子供時代のブロック遊びが研修に?

NASAも導入したプログラム レゴ・シリアス・プレイに挑戦

2010.03.04 THU


レゴと聞けば懐かしさを感じる読者も多いはず。一般的に子供向け玩具として知られるレゴブロックだが、これをビジネスに生かすプログラムがあるらしい。その名も「レゴ・シリアス・プレイR(以下、LSP)」。レゴとビジネス。かけ離れているようにも思えるが、両者をつなぐLSPとはどんなプレイなのか?

国内でLSPを使った企業向け研修プログラムを展開しているロバート・ラスムセン・アンド・アソシエイツの蓮沼孝さんに伺った。

「LSPは5~6人のグループで進めます。まず進行役の“ファシリテーター”が出した課題に沿ってレゴブロックを組み立て、各自が作品の説明をします。その後、メンバーで作品について質問をしあいます」(同)

具体的にどんな効果があるのですか?

「個々が内に秘める“価値観”“志”などモヤモヤしたものがレゴブロックで『形』になります。それを言葉で置き換えたり、質問に答える中で考えが整理され、新しい発想が得られる。これは、マサチューセッツ工科大の『人はモノを作るとき新たな知識を得る』という学説がベースになっています」(同)
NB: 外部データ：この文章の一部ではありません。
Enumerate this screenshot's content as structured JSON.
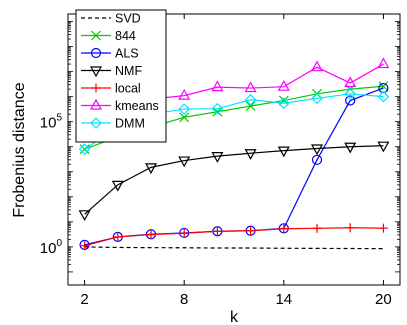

論より証拠、ということで筆者も「犬を作る」という課題にトライ。完成すると「犬をアナタ自身に置き換えて言葉にして下さい」と、また新たな課題。「う~ん。大きい犬にしたのは自分を大きく見せたいという見栄の表れ?」などと、何とか言葉を紡ぐことで、自分の深層心理が引き出される感覚はありました。また、直接自分にではなく、レゴを介しての質問だと本音を話しやすい気も。

「課題は徐々に難易度を上げ、上級編は『抱えている仕事の課題』や『理想の会社』をレゴブロックで表現します。個々の新たな発想を引き出すだけでなく、共有することでチーム力がアップするんです」(同)

これってボクらの職場でもできますか?

「ファシリテーター抜きでは効果は望めません。せいぜい合コンで自分を深く知ってもらえる程度でしょう(笑)」とのことなので、みなさんもぜひ、合コンにはレゴ持参で。って違うか!